Borghetti Lorraine, Curley Taylor, Rhodes L Jack, Morris Megan B, Veksler Bella Z
Air Force Research Laboratory, Wright-Patterson Air Force Base, Dayton, OH, United States.
ORISE at Air Force Research Laboratory, Wright-Patterson Air Force Base, Dayton, OH, United States.
Front Neuroergon. 2024 May 28;5:1375913. doi: 10.3389/fnrgo.2024.1375913. eCollection 2024.

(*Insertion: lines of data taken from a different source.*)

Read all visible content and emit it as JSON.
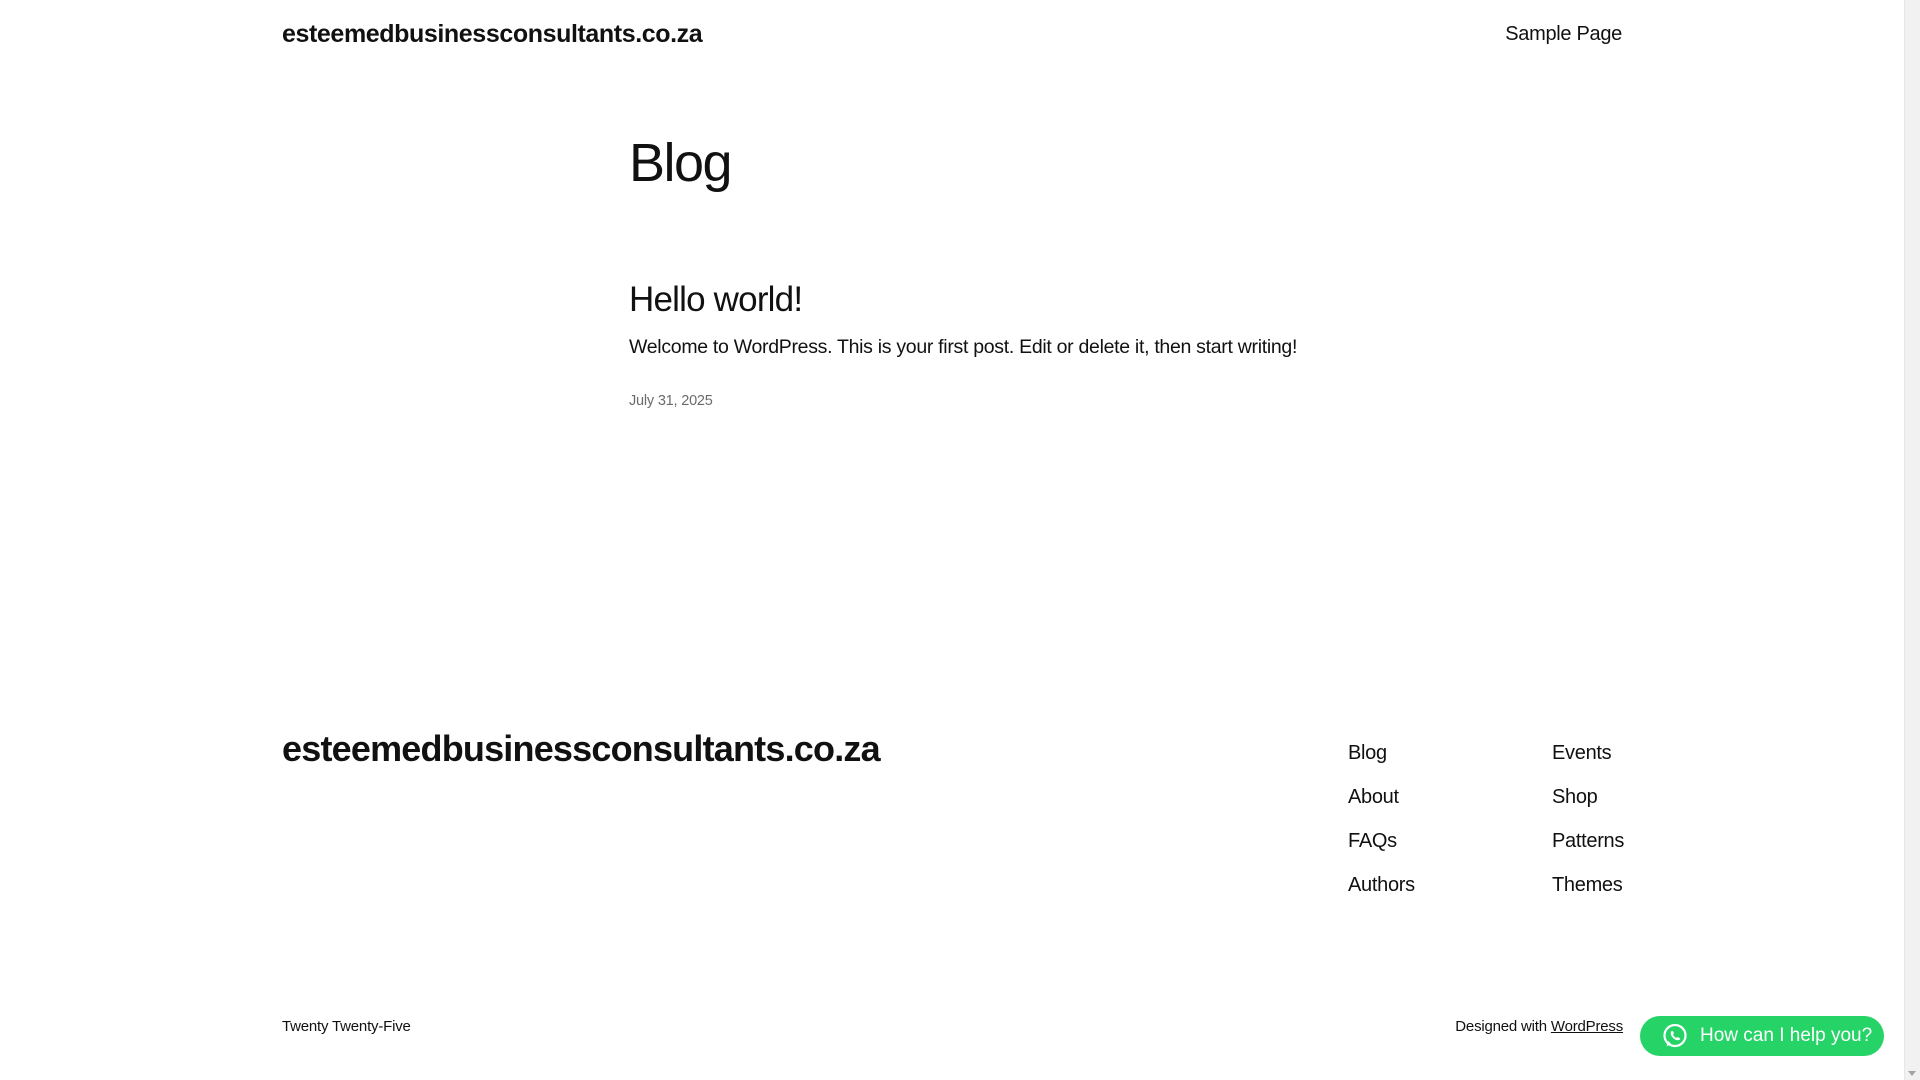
{
  "header": {
    "site_title": "esteemedbusinessconsultants.co.za",
    "nav": [
      "Sample Page"
    ]
  },
  "main": {
    "page_title": "Blog",
    "posts": [
      {
        "title": "Hello world!",
        "excerpt": "Welcome to WordPress. This is your first post. Edit or delete it, then start writing!",
        "date": "July 31, 2025"
      }
    ]
  },
  "footer": {
    "site_title": "esteemedbusinessconsultants.co.za",
    "nav_col_1": [
      "Blog",
      "About",
      "FAQs",
      "Authors"
    ],
    "nav_col_2": [
      "Events",
      "Shop",
      "Patterns",
      "Themes"
    ],
    "theme_credit": "Twenty Twenty-Five",
    "designed_with_text": "Designed with",
    "designed_with_link": "WordPress"
  },
  "chat_widget": {
    "label": "How can I help you?",
    "icon": "whatsapp-icon",
    "color": "#25d366"
  }
}
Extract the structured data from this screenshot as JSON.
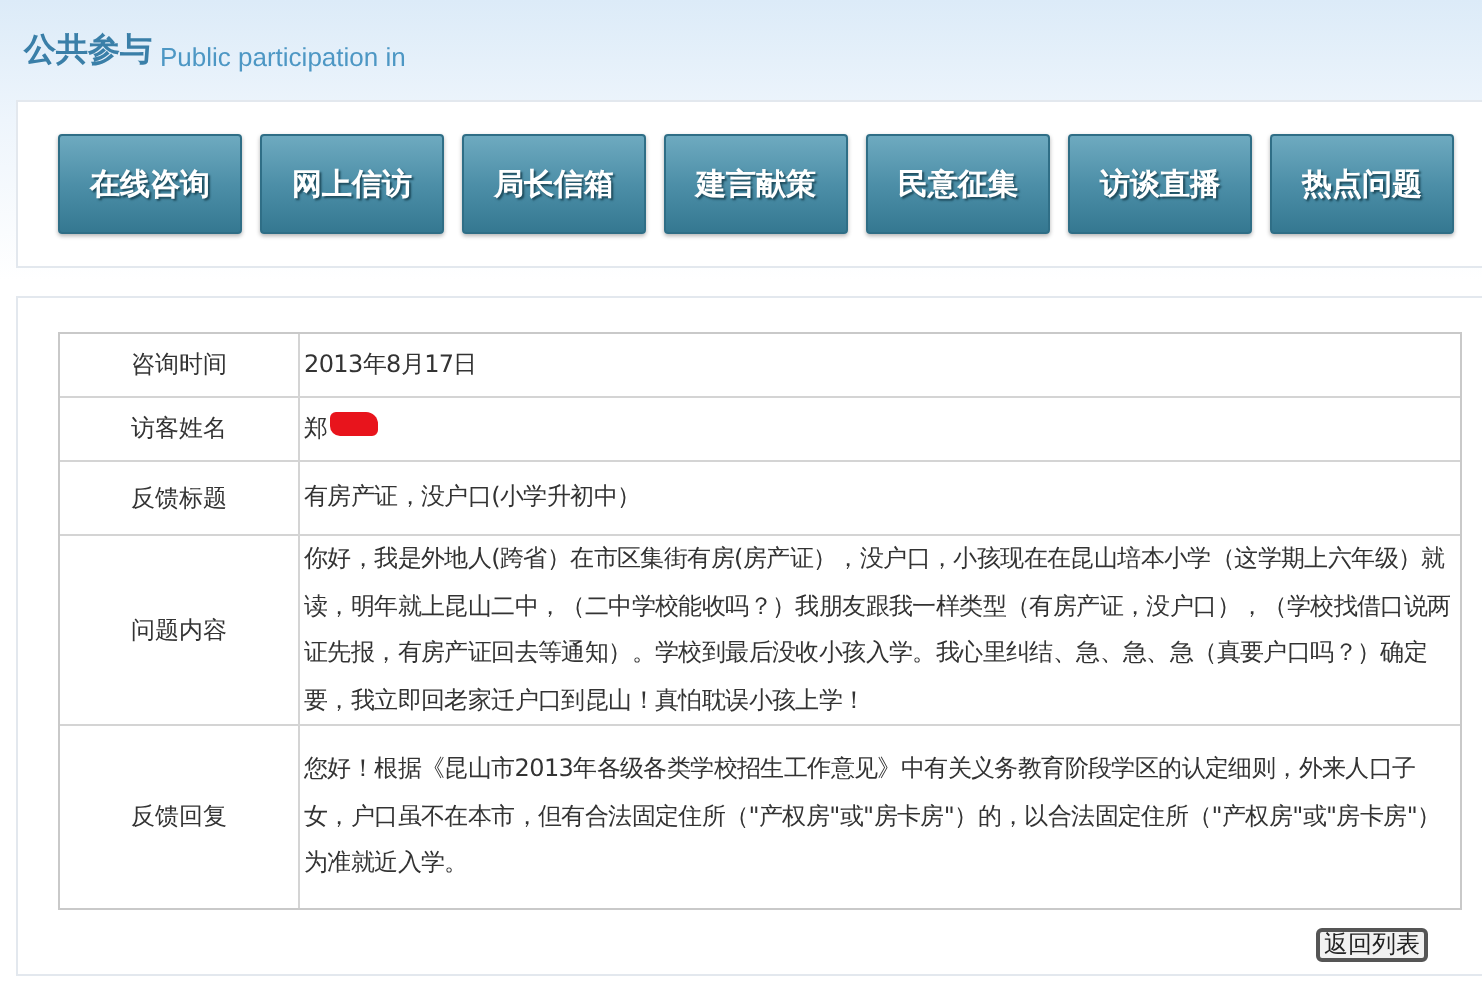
{
  "header": {
    "title": "公共参与",
    "subtitle": "Public participation in"
  },
  "nav_buttons": [
    "在线咨询",
    "网上信访",
    "局长信箱",
    "建言献策",
    "民意征集",
    "访谈直播",
    "热点问题"
  ],
  "detail_rows": [
    {
      "label": "咨询时间",
      "value": "2013年8月17日"
    },
    {
      "label": "访客姓名",
      "value": "郑",
      "redacted": true
    },
    {
      "label": "反馈标题",
      "value": "有房产证，没户口(小学升初中）"
    },
    {
      "label": "问题内容",
      "value": "你好，我是外地人(跨省）在市区集街有房(房产证），没户口，小孩现在在昆山培本小学（这学期上六年级）就读，明年就上昆山二中，（二中学校能收吗？）我朋友跟我一样类型（有房产证，没户口），（学校找借口说两证先报，有房产证回去等通知）。学校到最后没收小孩入学。我心里纠结、急、急、急（真要户口吗？）确定要，我立即回老家迁户口到昆山！真怕耽误小孩上学！"
    },
    {
      "label": "反馈回复",
      "value": "您好！根据《昆山市2013年各级各类学校招生工作意见》中有关义务教育阶段学区的认定细则，外来人口子女，户口虽不在本市，但有合法固定住所（\"产权房\"或\"房卡房\"）的，以合法固定住所（\"产权房\"或\"房卡房\"）为准就近入学。"
    }
  ],
  "back_button": "返回列表"
}
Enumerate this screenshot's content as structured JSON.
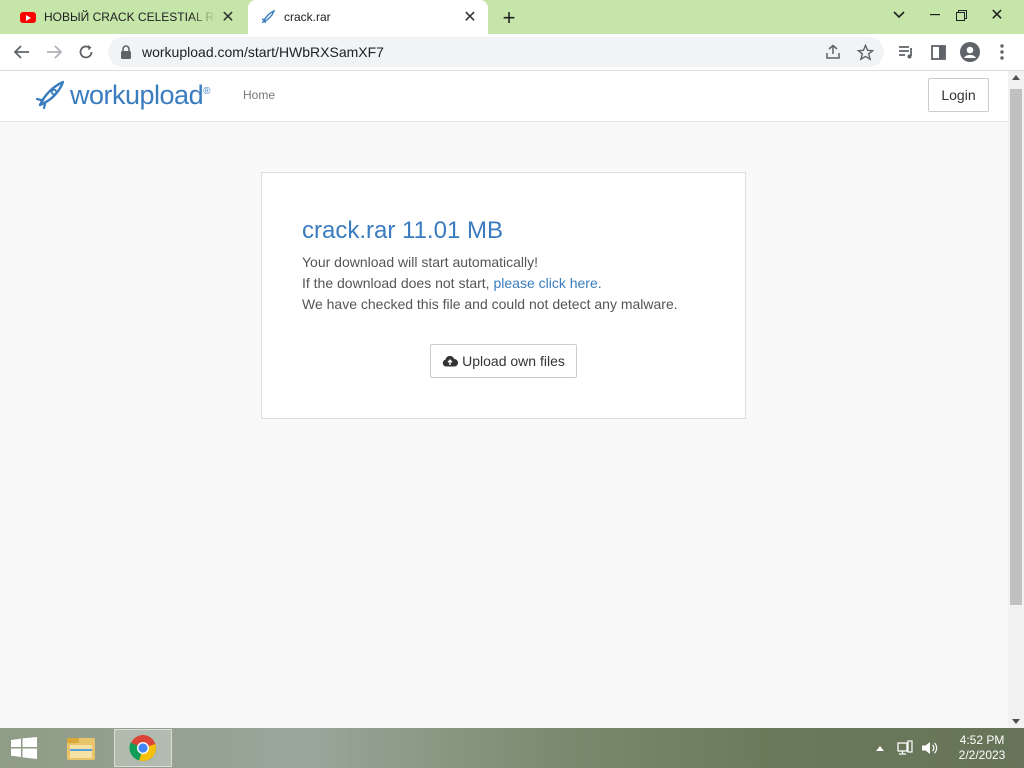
{
  "browser": {
    "tabs": [
      {
        "title": "НОВЫЙ CRACK CELESTIAL RECO",
        "icon": "youtube-icon"
      },
      {
        "title": "crack.rar",
        "icon": "workupload-rocket-icon"
      }
    ],
    "url": "workupload.com/start/HWbRXSamXF7",
    "accent_color": "#c5e6a8"
  },
  "site": {
    "logo_text": "workupload",
    "logo_mark": "®",
    "nav_home": "Home",
    "login_label": "Login",
    "brand_color": "#3a7cc0"
  },
  "main": {
    "file_title": "crack.rar 11.01 MB",
    "message_auto": "Your download will start automatically!",
    "message_fallback_prefix": "If the download does not start, ",
    "message_fallback_link": "please click here.",
    "message_scan": "We have checked this file and could not detect any malware.",
    "upload_label": "Upload own files"
  },
  "taskbar": {
    "time": "4:52 PM",
    "date": "2/2/2023"
  }
}
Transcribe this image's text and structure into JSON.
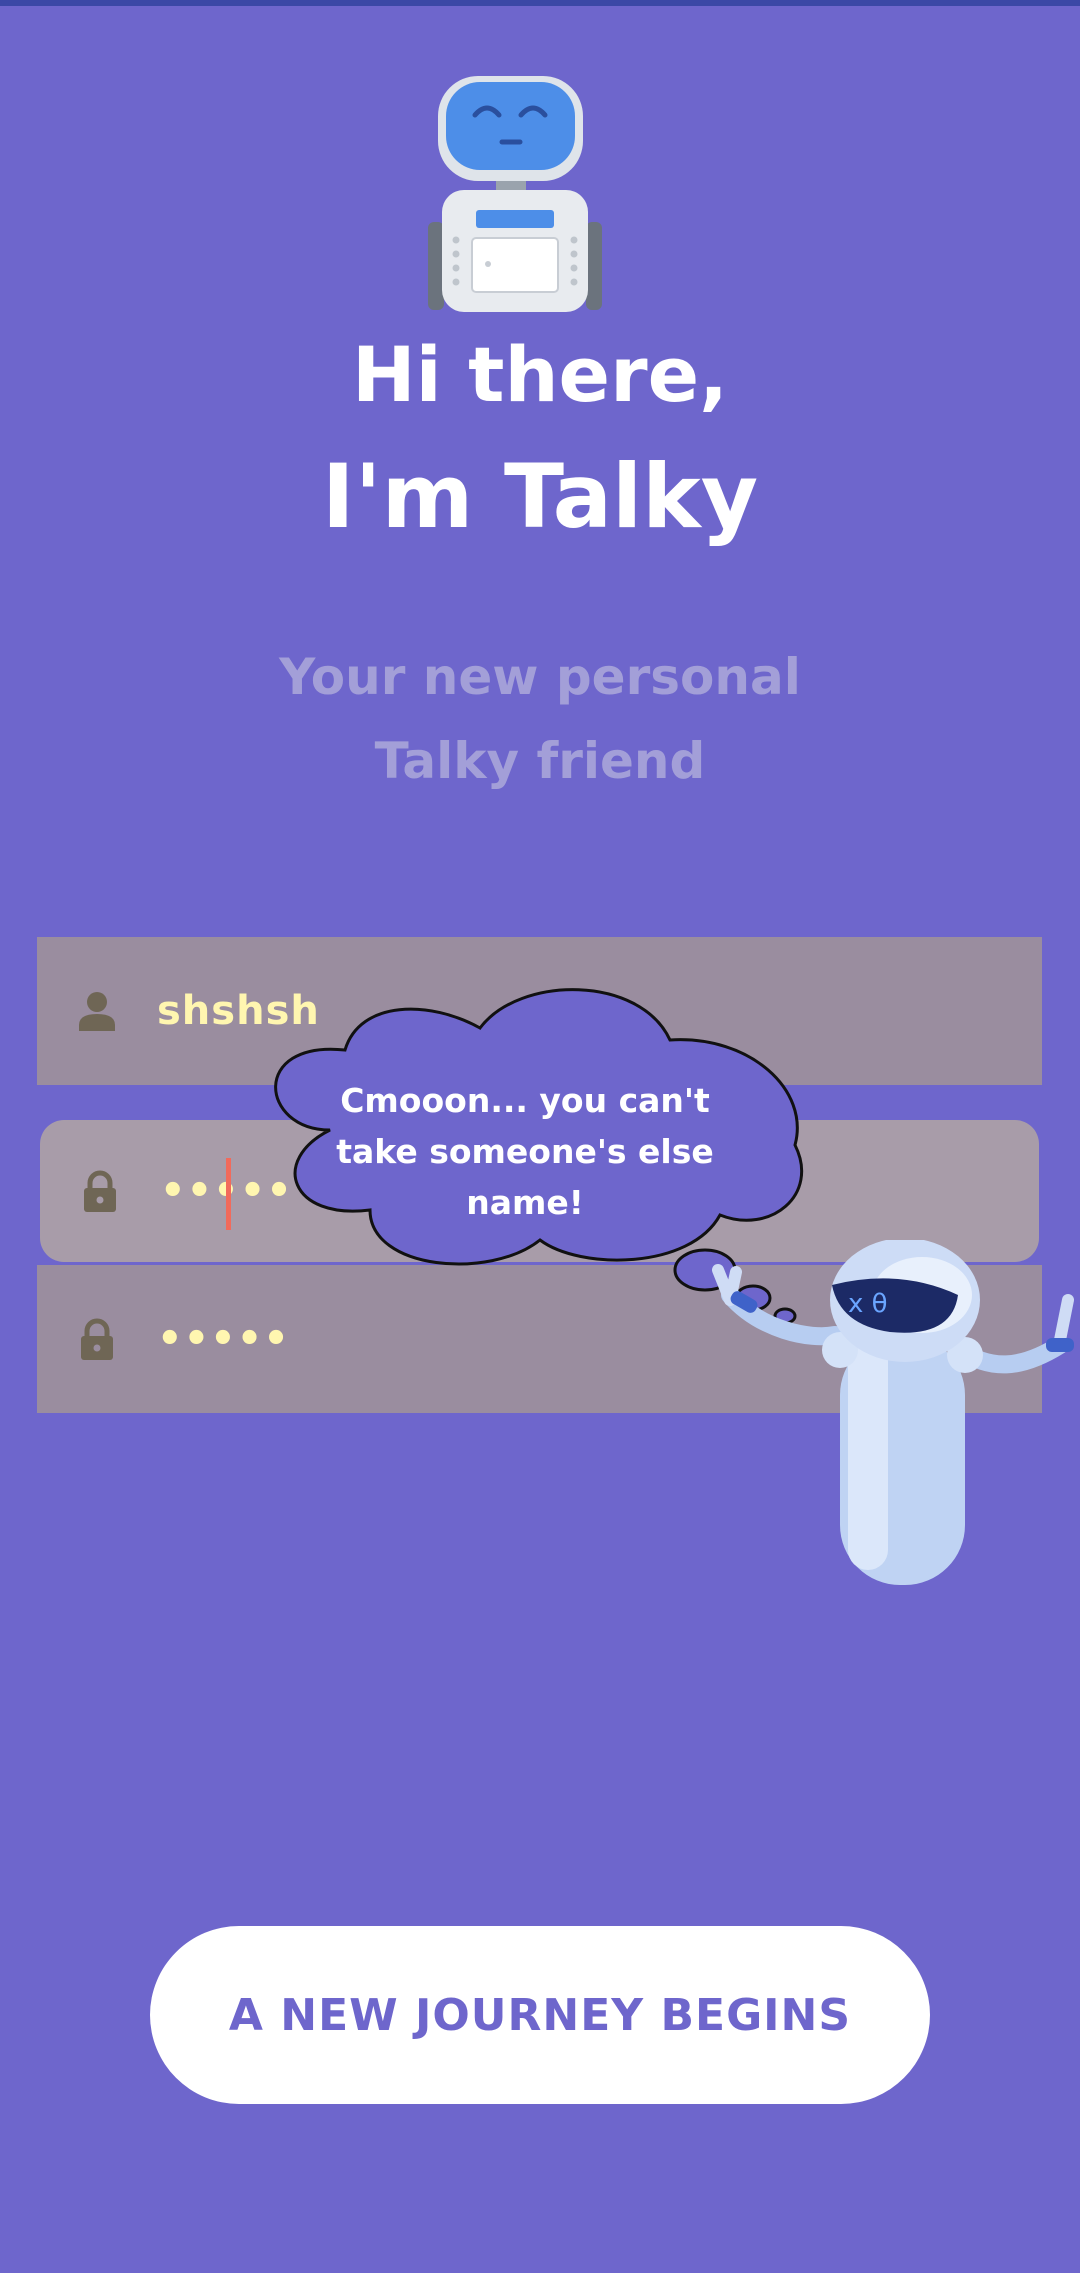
{
  "status_bar_color": "#3b48a6",
  "background_color": "#6e66cc",
  "logo": {
    "icon": "robot-icon"
  },
  "heading": {
    "line1": "Hi there,",
    "line2": "I'm Talky"
  },
  "subheading": {
    "line1": "Your new personal",
    "line2": "Talky friend"
  },
  "form": {
    "username": {
      "icon": "person-icon",
      "value": "shshsh"
    },
    "password": {
      "icon": "lock-icon",
      "value": "•••••"
    },
    "confirm_password": {
      "icon": "lock-icon",
      "value": "•••••"
    }
  },
  "speech_bubble": {
    "lines": [
      "Cmooon... you can't",
      "take someone's else",
      "name!"
    ]
  },
  "mascot": {
    "icon": "waving-robot-icon"
  },
  "cta": {
    "label": "A NEW JOURNEY BEGINS",
    "text_color": "#6e66cc"
  }
}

There is a need to develop a comprehensive account of time-on-task fatigue effects on performance (i.e., the vigilance decrement) to increase predictive accuracy. We address this need by integrating three independent accounts into a novel hybrid framework. This framework unites (1) a motivational system balancing goal and comfort drives as described by an influential cognitive-energetic theory with (2) accumulating microlapses from a recent computational model of fatigue, and (3) frontal gamma oscillations indexing fluctuations in motivational control. Moreover, the hybrid framework formally links brief lapses (occurring over milliseconds) to the dynamics of the motivational system at a temporal scale not otherwise described in the fatigue literature.
EEG and behavioral data was collected from a brief vigilance task. High frequency gamma oscillations were assayed, indexing effortful controlled processes with motivation as a latent factor. Binned and single-trial gamma power was evaluated for changes in real- and lagged-time and correlated with behavior. Functional connectivity analyses assessed the directionality of gamma power in frontal-parietal communication across time-on-task. As a high-resolution representation of latent motivation, gamma power was scaled by fatigue moderators in two computational models. Microlapses modulated transitions from an effortful controlled state to a minimal-effort default state. The hybrid models were compared to a computational microlapse-only model for goodness-of-fit with simulated data.
Findings suggested real-time high gamma power exhibited properties consistent with effortful motivational control. However, gamma power failed to correlate with increases in response times over time, indicating electrophysiology and behavior relations are insufficient in capturing the full range of fatigue effects. Directional connectivity affirmed the dominance of frontal gamma activity in controlled processes in the frontal-parietal network. Parameterizing high frontal gamma power, as an index of fluctuating relative motivational control, produced results that are as accurate or superior to a previous microlapse-only computational model.
The hybrid framework views fatigue as a function of a energetical motivational system, managing the trade-space between controlled processes and competing wellbeing needs. Two gamma computational models provided compelling and parsimonious support for this framework, which can potentially be applied to fatigue intervention technologies and related effectiveness measures.
有必要对任务执行时间对绩效的疲劳影响(即警觉性下降)进行全面描述,以提高预测准确性。我们通过将三个独立的描述整合到一个新颖的混合框架中来满足这一需求。该框架将(1)一个由有影响力的认知能量理论描述的平衡目标驱动和舒适驱动的动机系统,与(2)来自最近的疲劳计算模型中积累的微失误,以及(3)指示动机控制波动的额叶伽马振荡结合在一起。此外,该混合框架在疲劳文献中未描述的时间尺度上,将短暂失误(发生在毫秒级)与动机系统的动态正式联系起来。
从一个简短的警觉任务中收集脑电图(EEG)和行为数据。检测高频伽马振荡,将以动机为潜在因素的努力控制过程作为指标。对分箱和单次试验的伽马功率进行实时和滞后时间变化评估,并与行为进行关联。功能连接分析评估任务执行过程中额叶-顶叶通信中伽马功率的方向性。作为潜在动机的高分辨率表示,伽马功率在两个计算模型中由疲劳调节因子进行缩放。微失误调节从努力控制状态到最小努力默认状态的转变。将混合模型与仅包含微失误的计算模型进行比较,以评估与模拟数据的拟合优度。
研究结果表明,实时高伽马功率表现出与努力动机控制一致的特性。然而,伽马功率未能与反应时间随时间的增加相关联,这表明电生理学与行为之间的关系不足以捕捉疲劳影响的全貌。方向性连接证实了额叶伽马活动在额叶-顶叶网络控制过程中的主导地位。将高额叶伽马功率参数化,作为相对动机控制波动的指标,其产生的结果与之前仅包含微失误的计算模型一样准确或更优。
混合框架将疲劳视为能量动机系统的一个函数,管理着控制过程与相互竞争的幸福感需求之间的权衡空间。两个伽马计算模型为该框架提供了有说服力且简洁的支持,该框架可能适用于疲劳干预技术及相关有效性测量。